Doch nun schnauft die osmanische Wirtschaftslokomotive gewaltige Dampfwolken
und schiebt zumindest den europäischen Teil der Türkei auf ein globales
Vorzeigeniveau. Ja, so ein Mitglied bräuchte die Europäische Union jetzt
dringend in dem Maße, in welchem sie auf das Mutterland der Demokratie,
auf Griechenland verzichten könnte. Welch ein Treppenwitz der Geschichte,
dass gerade dieses Griechenland der Erbfeind der Türken ist, seit jenem
verhängnisvollen Jahre 1453. Nun sitzen die osmanischen Sieger schenkelklopfend
am Ufer des Bosporus und sehen, wie ihre alten Gegner ein zweites Mal
grandios in den Sack gehauen haben. Die Türken könnten momentan Griechenland
wohl auslösen – das wäre wohl das Entree-Billet für die Union, doch
sie wollen wohl weder das eine noch das andere, selbst wenn diese grandiose
Demütigung der Hellenen unbezahlbar und daher jede einzige türkische
Lira wert wäre.
Nein, jetzt, wo es ihnen gut geht, sollen sie ein Blatt im europäischen
Kartenhaus werden? Jezt, wo rauskommt, wie betrügerisch sich die Hellenen
die Mitgliedschaft erschlichen haben, wie schludrig viele Leistungsträger
der EU ihre Nationalökonomien verwalteten, wie sehr selbst die Starken
der EU in den Roten Zahlen stecken, Schulden, die sie in dieser Welt
nie werden zurückzahlen können? Den Teufel werden sie jetzt tun. Eine
privilegierte Partnerschaft hat die EU unter Federführung der Deutschen
ihnen einst angeboten. Gerade die Deutschen, die natürlichen Verbündeten
der Hohen Pforte, mit denen sie einst in Nibelungentreue in den Untergang
trudelten – gerade diese Deutschen lassen sie draußen vor den Toren
betteln, wie einst Papst Gregor VII. den reuigen vierten Heinrich 1077
vor der Burg Canossa. Würden die stolzen Osmanen nach Canossa gehen?
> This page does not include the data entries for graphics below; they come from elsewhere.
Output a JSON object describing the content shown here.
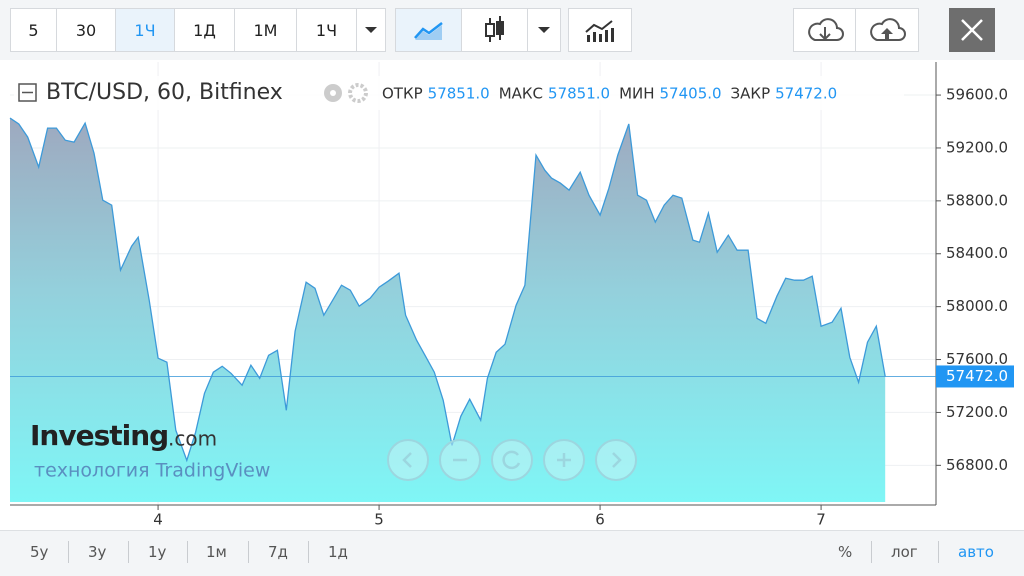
{
  "toolbar": {
    "intervals": [
      "5",
      "30",
      "1Ч",
      "1Д",
      "1М",
      "1Ч"
    ]
  },
  "chart_data": {
    "type": "area",
    "title": "BTC/USD, 60, Bitfinex",
    "ohlc": [
      {
        "label": "ОТКР",
        "value": "57851.0"
      },
      {
        "label": "МАКС",
        "value": "57851.0"
      },
      {
        "label": "МИН",
        "value": "57405.0"
      },
      {
        "label": "ЗАКР",
        "value": "57472.0"
      }
    ],
    "x": [
      3.33,
      3.37,
      3.41,
      3.46,
      3.5,
      3.54,
      3.58,
      3.62,
      3.67,
      3.71,
      3.75,
      3.79,
      3.83,
      3.88,
      3.91,
      3.96,
      4.0,
      4.04,
      4.08,
      4.13,
      4.17,
      4.21,
      4.25,
      4.29,
      4.33,
      4.38,
      4.42,
      4.46,
      4.5,
      4.54,
      4.58,
      4.62,
      4.67,
      4.71,
      4.75,
      4.79,
      4.83,
      4.87,
      4.91,
      4.96,
      5.0,
      5.04,
      5.09,
      5.12,
      5.17,
      5.21,
      5.25,
      5.29,
      5.33,
      5.37,
      5.41,
      5.46,
      5.49,
      5.53,
      5.57,
      5.62,
      5.66,
      5.71,
      5.75,
      5.78,
      5.82,
      5.86,
      5.91,
      5.95,
      6.0,
      6.04,
      6.08,
      6.13,
      6.17,
      6.21,
      6.25,
      6.29,
      6.33,
      6.37,
      6.42,
      6.45,
      6.49,
      6.53,
      6.58,
      6.62,
      6.67,
      6.71,
      6.75,
      6.8,
      6.84,
      6.88,
      6.92,
      6.96,
      7.0,
      7.05,
      7.09,
      7.13,
      7.17,
      7.21,
      7.25,
      7.29
    ],
    "values": [
      59426,
      59381,
      59282,
      59055,
      59350,
      59350,
      59259,
      59244,
      59388,
      59161,
      58805,
      58768,
      58276,
      58457,
      58525,
      58049,
      57610,
      57580,
      57066,
      56838,
      57050,
      57345,
      57504,
      57549,
      57496,
      57406,
      57557,
      57458,
      57632,
      57670,
      57216,
      57814,
      58185,
      58139,
      57935,
      58049,
      58162,
      58124,
      58003,
      58064,
      58147,
      58192,
      58253,
      57935,
      57746,
      57625,
      57504,
      57292,
      56951,
      57171,
      57300,
      57141,
      57458,
      57655,
      57716,
      58011,
      58162,
      59146,
      59032,
      58972,
      58934,
      58881,
      59017,
      58843,
      58692,
      58896,
      59146,
      59381,
      58843,
      58805,
      58639,
      58768,
      58843,
      58821,
      58503,
      58487,
      58707,
      58412,
      58540,
      58427,
      58427,
      57912,
      57874,
      58079,
      58215,
      58200,
      58200,
      58230,
      57852,
      57882,
      57988,
      57617,
      57428,
      57731,
      57852,
      57472
    ],
    "color": "#3d9ad9",
    "xlim": [
      3.33,
      7.52
    ],
    "xticks": [
      4,
      5,
      6,
      7
    ],
    "ylim": [
      56500,
      59850
    ],
    "yticks": [
      {
        "value": 56800,
        "label": "56800.0"
      },
      {
        "value": 57200,
        "label": "57200.0"
      },
      {
        "value": 57600,
        "label": "57600.0"
      },
      {
        "value": 58000,
        "label": "58000.0"
      },
      {
        "value": 58400,
        "label": "58400.0"
      },
      {
        "value": 58800,
        "label": "58800.0"
      },
      {
        "value": 59200,
        "label": "59200.0"
      },
      {
        "value": 59600,
        "label": "59600.0"
      }
    ],
    "current_price": {
      "value": 57472,
      "label": "57472.0"
    },
    "watermark": [
      "Investing",
      ".com",
      "технология TradingView"
    ]
  },
  "footer": {
    "ranges": [
      "5у",
      "3у",
      "1у",
      "1м",
      "7д",
      "1д"
    ],
    "options": [
      "%",
      "лог",
      "авто"
    ]
  }
}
Nie und nimmer. Sie gehen nicht mal einen winzigen Schritt auf Jerewan
zu. Oh, oh... Wenn jetzt mal nicht die Türken den Europäern eine priveligierte
Partnerschaft zur Hohen Pforte anbieten. So mancher Sohn Atatürks, der
vordem die sture Haltung der Europäer verfluchte, wird nun still und
heimlich feixen und Allahs Weitsicht preisen. Doch wie lange wird der
Konjunkturmotor rund um Istanbul herum weiterbrummen, wenn seinem europäischen
Hinterland die Puste ausgeht und Anatolien sowie die kurdischen Probleme
weiter drücken wie ein viel zu enger Pantoffel? Es ist wichtig und unverzichtbar,
die Türkei eng an Europa zu binden. Sie ist der Hauptbrückenkopf nach
Asien, sie kann das stabilisierende Element in Vorderasien sein. Ein
festgefügtes Dreieck Berlin-Moskau-Istanbul wäre für Europa ein unschätzbarer
Gewinn.
Man muss sich entgegen kommen – von beiden Seiten. Die Türken müssen
begreifen, was sie den Armeniern antaten, den Christen denselben Raum
gewähren, den die muselmanischen Türken in Westeuropa für sich beanspruchen
dürfen. Und die Europäer müssen den Türken ein wohnliches Zimmer im
gemeinsamen Haus Europa anbieten – eines, das nicht kracht und stöhnt
vom Fundament bis ins Dachgebälk. Und sie müssen alte Wunden schließen,
so wie sie alte Grenzen öffnen müssen. Das Schicksal Europas wird sich
nicht am Fall Griechenlands entscheiden. Es entscheidet sich an der
Linie zwischen Nikosia und Famagusta.